What is Sacrifice?
Making sacrifices can sound very dramatic and almost a little much. However, there is much importance when it comes to what sacrifice is. Sacrifice within a relationship (intimate, friendship, family, colleague) can be defined as anything that is being given up with a selfless attitude with no expectations. These sacrifices can be anything from time, attention, pursuit, sleep, and the list can go on. To sacrifice any of these things is to say that the person or people is/are more important than whatever it is that is being given up.
Story of Sacrifice
Let me tell you about how I was shown sacrifice at the beginning of my relationship with my husband. When we were first “boyfriend/girlfriend”, we were in 5th grade. We lived within blocks of each other and my husband would ride his bike over to my house and wait for me to come home from wherever I was with my family. He would sacrifice his time and energy to come and see me and talk about whatever it is that 5th graders talk about on the front porch of my house.
Fast forward 15 years later (quite a gap in between), we reunited via Facebook. My now husband was living in Arizona while I was living in California, and we began conversing over Facebook. Then began the sacrifices again. He wanted to hang out, so we agreed to meet up when he drove from Arizona which is a 4-hour drive. Pretty much every weekend, he drove the 4 hours to see me, hang out, talk until the wee hours of the morning and just be there. He sacrificed time, money for gas, and sleep because he liked me.
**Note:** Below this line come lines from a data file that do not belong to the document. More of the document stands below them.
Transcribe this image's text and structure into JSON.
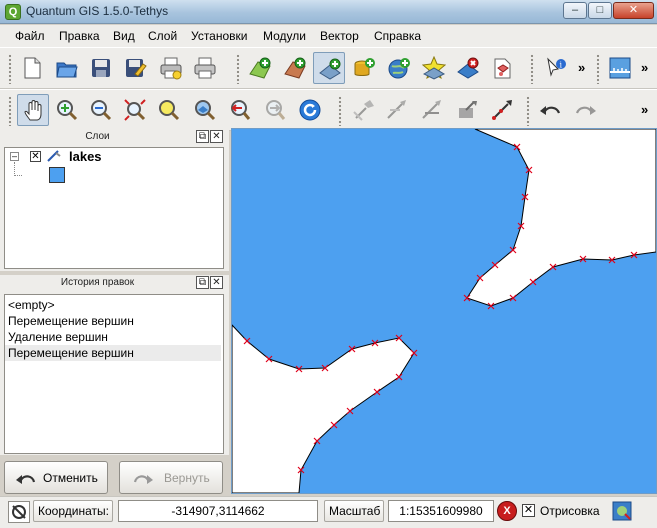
{
  "window": {
    "title": "Quantum GIS 1.5.0-Tethys",
    "minimize": "–",
    "maximize": "□",
    "close": "✕"
  },
  "menu": {
    "items": [
      "Файл",
      "Правка",
      "Вид",
      "Слой",
      "Установки",
      "Модули",
      "Вектор",
      "Справка"
    ]
  },
  "toolbar1": {
    "overflow": "»",
    "overflow2": "»",
    "icons": [
      "new-project-icon",
      "open-project-icon",
      "save-project-icon",
      "save-as-icon",
      "print-composer-icon",
      "print-icon",
      "add-raster-layer-icon",
      "add-wms-layer-icon",
      "add-vector-layer-icon",
      "add-postgis-layer-icon",
      "add-wfs-layer-icon",
      "add-spatialite-layer-icon",
      "remove-layer-icon",
      "new-vector-layer-icon",
      "identify-icon",
      "measure-icon"
    ]
  },
  "toolbar2": {
    "overflow": "»",
    "icons": [
      "pan-icon",
      "zoom-in-icon",
      "zoom-out-icon",
      "zoom-full-icon",
      "zoom-to-selection-icon",
      "zoom-to-layer-icon",
      "zoom-last-icon",
      "zoom-next-icon",
      "refresh-icon",
      "move-feature-icon",
      "split-features-icon",
      "delete-part-icon",
      "reshape-icon",
      "node-tool-icon",
      "undo-icon",
      "redo-icon"
    ]
  },
  "layers_panel": {
    "title": "Слои",
    "layers": [
      {
        "name": "lakes",
        "visible": true,
        "symbol_color": "#4da0f0"
      }
    ]
  },
  "history_panel": {
    "title": "История правок",
    "items": [
      "<empty>",
      "Перемещение вершин",
      "Удаление вершин",
      "Перемещение вершин"
    ],
    "selected_index": 3
  },
  "buttons": {
    "undo": "Отменить",
    "redo": "Вернуть"
  },
  "status": {
    "coords_label": "Координаты:",
    "coords_value": "-314907,3114662",
    "scale_label": "Масштаб",
    "scale_value": "1:15351609980",
    "render_label": "Отрисовка",
    "render_checked": true
  },
  "map": {
    "water_color": "#4da0f0",
    "land_color": "#ffffff",
    "vertex_color": "#e0001a"
  }
}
So with me calling him my husband, obviously all of that sacrifice paid off. 😉
(As I’m typing this, he’s standing here in our, now, living room looking at me. I love him.)
How to Make Sacrifices
Now I’m not saying reach out to your elementary girlfriend or boyfriend you lost contact with and then drive hours to reconnect (unless that’s what you need to do), but my point is this: you will do whatever it takes to make sure that the person you care about knows how important they are to you. Here are some things I know work and show intentionality in a relationship of any kind.
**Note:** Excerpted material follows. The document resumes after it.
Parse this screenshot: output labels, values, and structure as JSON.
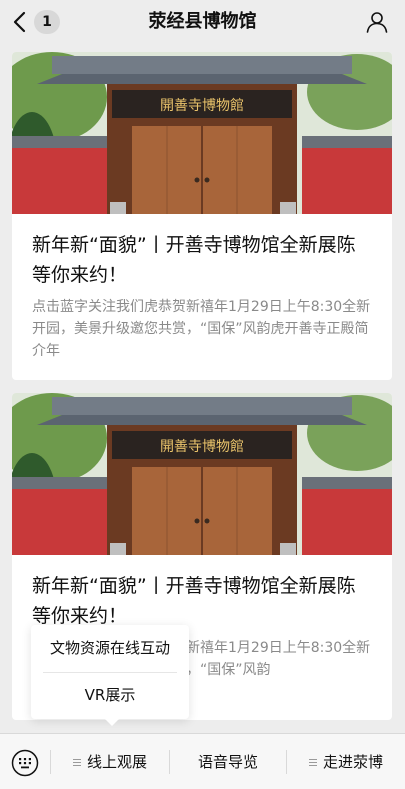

We all have time each day and we all have a weekend. Now what we do with that those days is our choice. But when we choose to do something for someone else instead of for ourselves with that time, THAT shows that you care. Let’s say, for instance, this person asks to meet up for a quick coffee or lunch. What do you choose to do? Make up an excuse and spend your time alone or with someone else? Well, then that’s showing that that person isn’t worth even a small amount of your time. What you need to do is agree to the meetup and be present. Put aside a little time each week for one person and then start extending your time to others gradually. I promise what you think is a sacrifice at first will become such a blessing.
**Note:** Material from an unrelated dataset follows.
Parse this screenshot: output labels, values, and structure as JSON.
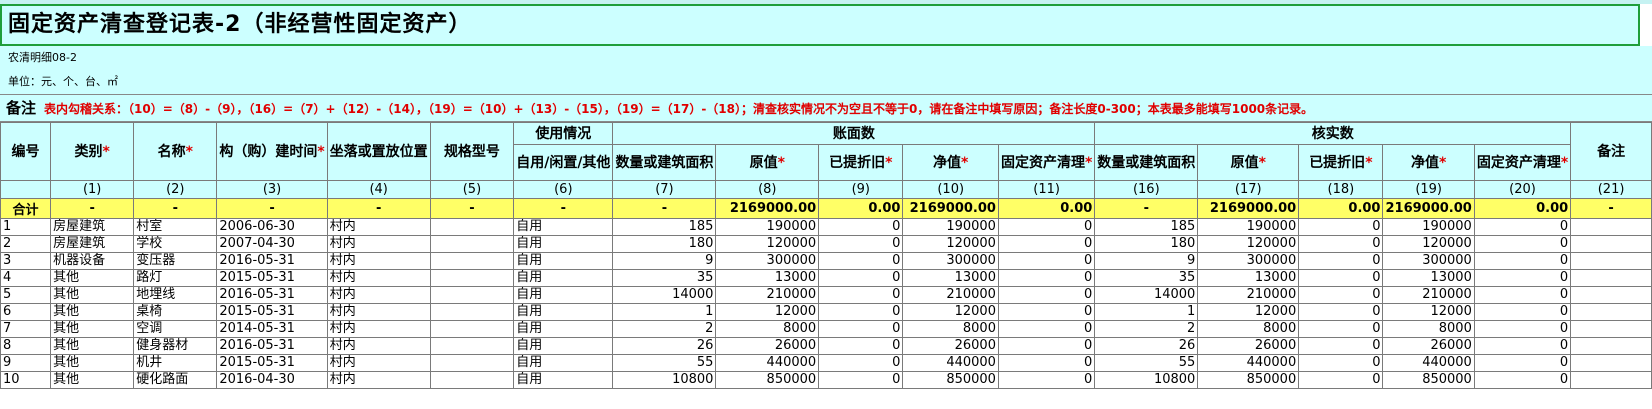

When I talk about energy, I’m talking about sleep or getting ready to go somewhere when I don’t want to. Staying home on a day off in bed watching TV seems way more relaxing than taking a drive in traffic on a potential day off, right. Or is this just me? Either way, we would all much rather not do the things if the things don’t HAVE to be done. So, when I think of sacrificing energy, I think about the selflessness it takes someone to get up out of their comfortable bed or couch and have a small hang out sesh. Like, WHOA! You do care about our friendship, don’t you?! It shows such sacrificial love and care for the other person. Or within marriage, for instance, nobody WANTS to wash the dishes, but the dishes need to be cleaned for them to be used again. I’m just going to shout out my husband on this one… I went to work and there were dishes in the sink when I got home they were washed! BLESS THAT MAN’S HEART <3. I think sacrificing energy is really just putting the needs of yourself aside and putting the needs or wants of another person first. THE LITTLE THINGS, ya know?
The Need to be Right
Oh man, is this one a hard one. You know those people who like to ALWAYS BE RIGHT? Let’s just say, I have a hard time being around them. Sacrificing the need to be right could eliminate sooo many arguments or disagreements within relationships as a whole. What I’ve realized and experienced over the past few years of my life is that being right sometimes means that the other person’s opinions and beliefs are muted and disregarded. The best thing that can be done within any relationship is to let go of trying to always be correct. Relationships are not competitions. When we sit and speak with someone, it’s a matter of putting our thoughts, rebuttals, and opinions aside and just listen. When the urge presents itself, remember that YOU DON’T ALWAYS HAVE TO BE CORRECT.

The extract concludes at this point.